Cristo hace que cualquier lugar se vuelva familiar, solo porque Él está
Las monjas, que vienen de diferentes países del mundo, viven ahí alegres y con un amor por la gente del barrio que son impresionantes. No miran el reloj para ver cuando pueden salir corriendo e ir a la playa. Viven ahí y ahí se quedan, felices y en paz, a pesar del sufrimiento y la precariedad que hay a su alrededor. Con ellas empecé a entender que verdaderamente podemos tener una casa allá donde vamos, siempre que su dueño sea Cristo, quien hace que cualquier lugar se vuelva familiar, solo porque Él está.
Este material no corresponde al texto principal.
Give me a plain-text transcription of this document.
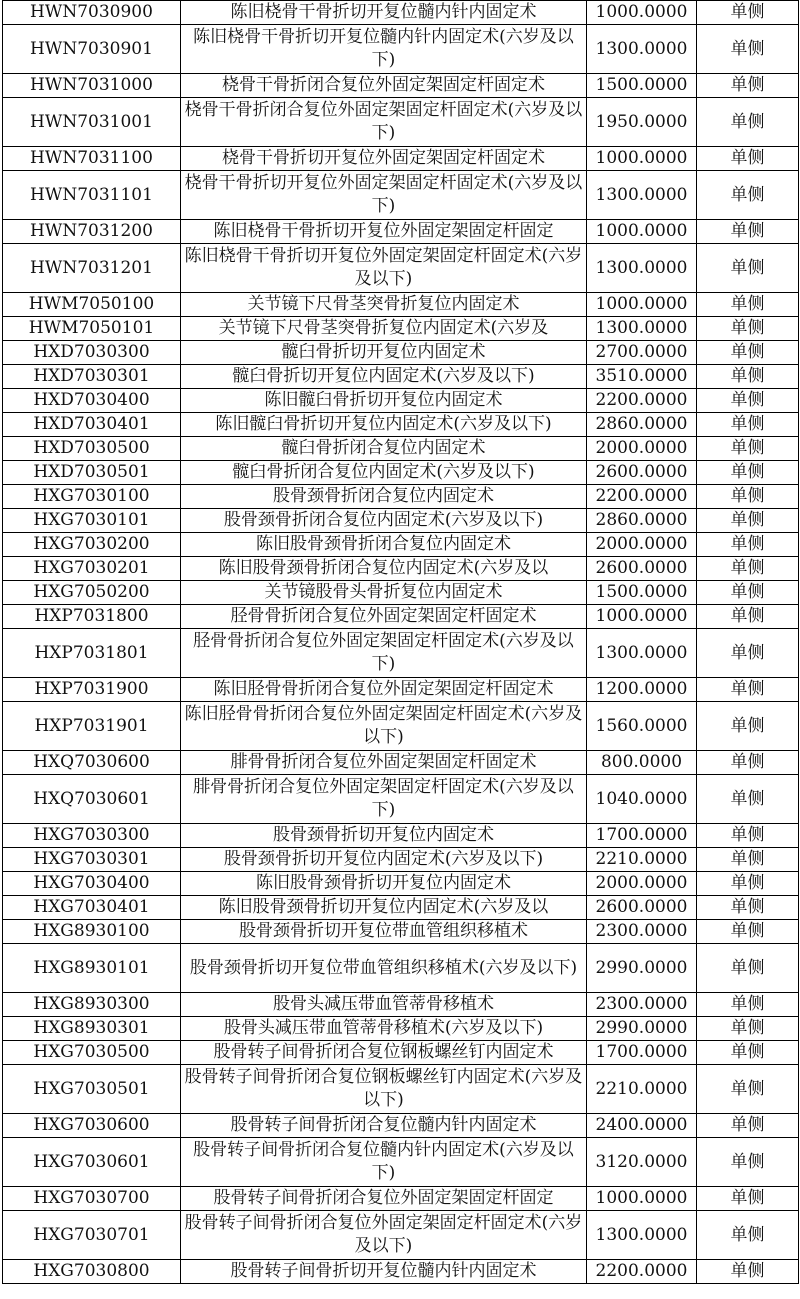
HWN7030900	陈旧桡骨干骨折切开复位髓内针内固定术	1000.0000	单侧
HWN7030901	陈旧桡骨干骨折切开复位髓内针内固定术(六岁及以下)	1300.0000	单侧
HWN7031000	桡骨干骨折闭合复位外固定架固定杆固定术	1500.0000	单侧
HWN7031001	桡骨干骨折闭合复位外固定架固定杆固定术(六岁及以下)	1950.0000	单侧
HWN7031100	桡骨干骨折切开复位外固定架固定杆固定术	1000.0000	单侧
HWN7031101	桡骨干骨折切开复位外固定架固定杆固定术(六岁及以下)	1300.0000	单侧
HWN7031200	陈旧桡骨干骨折切开复位外固定架固定杆固定	1000.0000	单侧
HWN7031201	陈旧桡骨干骨折切开复位外固定架固定杆固定术(六岁及以下)	1300.0000	单侧
HWM7050100	关节镜下尺骨茎突骨折复位内固定术	1000.0000	单侧
HWM7050101	关节镜下尺骨茎突骨折复位内固定术(六岁及	1300.0000	单侧
HXD7030300	髋臼骨折切开复位内固定术	2700.0000	单侧
HXD7030301	髋臼骨折切开复位内固定术(六岁及以下)	3510.0000	单侧
HXD7030400	陈旧髋臼骨折切开复位内固定术	2200.0000	单侧
HXD7030401	陈旧髋臼骨折切开复位内固定术(六岁及以下)	2860.0000	单侧
HXD7030500	髋臼骨折闭合复位内固定术	2000.0000	单侧
HXD7030501	髋臼骨折闭合复位内固定术(六岁及以下)	2600.0000	单侧
HXG7030100	股骨颈骨折闭合复位内固定术	2200.0000	单侧
HXG7030101	股骨颈骨折闭合复位内固定术(六岁及以下)	2860.0000	单侧
HXG7030200	陈旧股骨颈骨折闭合复位内固定术	2000.0000	单侧
HXG7030201	陈旧股骨颈骨折闭合复位内固定术(六岁及以	2600.0000	单侧
HXG7050200	关节镜股骨头骨折复位内固定术	1500.0000	单侧
HXP7031800	胫骨骨折闭合复位外固定架固定杆固定术	1000.0000	单侧
HXP7031801	胫骨骨折闭合复位外固定架固定杆固定术(六岁及以下)	1300.0000	单侧
HXP7031900	陈旧胫骨骨折闭合复位外固定架固定杆固定术	1200.0000	单侧
HXP7031901	陈旧胫骨骨折闭合复位外固定架固定杆固定术(六岁及以下)	1560.0000	单侧
HXQ7030600	腓骨骨折闭合复位外固定架固定杆固定术	800.0000	单侧
HXQ7030601	腓骨骨折闭合复位外固定架固定杆固定术(六岁及以下)	1040.0000	单侧
HXG7030300	股骨颈骨折切开复位内固定术	1700.0000	单侧
HXG7030301	股骨颈骨折切开复位内固定术(六岁及以下)	2210.0000	单侧
HXG7030400	陈旧股骨颈骨折切开复位内固定术	2000.0000	单侧
HXG7030401	陈旧股骨颈骨折切开复位内固定术(六岁及以	2600.0000	单侧
HXG8930100	股骨颈骨折切开复位带血管组织移植术	2300.0000	单侧
HXG8930101	股骨颈骨折切开复位带血管组织移植术(六岁及以下)	2990.0000	单侧
HXG8930300	股骨头减压带血管蒂骨移植术	2300.0000	单侧
HXG8930301	股骨头减压带血管蒂骨移植术(六岁及以下)	2990.0000	单侧
HXG7030500	股骨转子间骨折闭合复位钢板螺丝钉内固定术	1700.0000	单侧
HXG7030501	股骨转子间骨折闭合复位钢板螺丝钉内固定术(六岁及以下)	2210.0000	单侧
HXG7030600	股骨转子间骨折闭合复位髓内针内固定术	2400.0000	单侧
HXG7030601	股骨转子间骨折闭合复位髓内针内固定术(六岁及以下)	3120.0000	单侧
HXG7030700	股骨转子间骨折闭合复位外固定架固定杆固定	1000.0000	单侧
HXG7030701	股骨转子间骨折闭合复位外固定架固定杆固定术(六岁及以下)	1300.0000	单侧
HXG7030800	股骨转子间骨折切开复位髓内针内固定术	2200.0000	单侧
Su modo de estar con la gente inspiró en mí el deseo de una vida consagrada, sacerdotal; una vida que ya sabía que estaba llena de belleza, sobre todo por la compañía casi cotidiana que hacía a mi familia el padre João Seabra, un sacerdote diocesano de Lisboa que acompañó y condujo desde sus inicios el nacimiento y desarrollo de CL en Portugal.
Por tanto, habiendo entendido que CL era el lugar escogido para mí, con un fuerte deseo de misión y sintiéndome llamado a la vida sacerdotal, vi que la Fraternidad San Carlos era el lugar al que Dios me llamaba. En 2017 empecé el camino en la Casa de formación con nuevos y viejos amigos. En el seminario coincidimos cuatro amigos que habíamos ido a aquellas primeras vacaciones de verano de GS.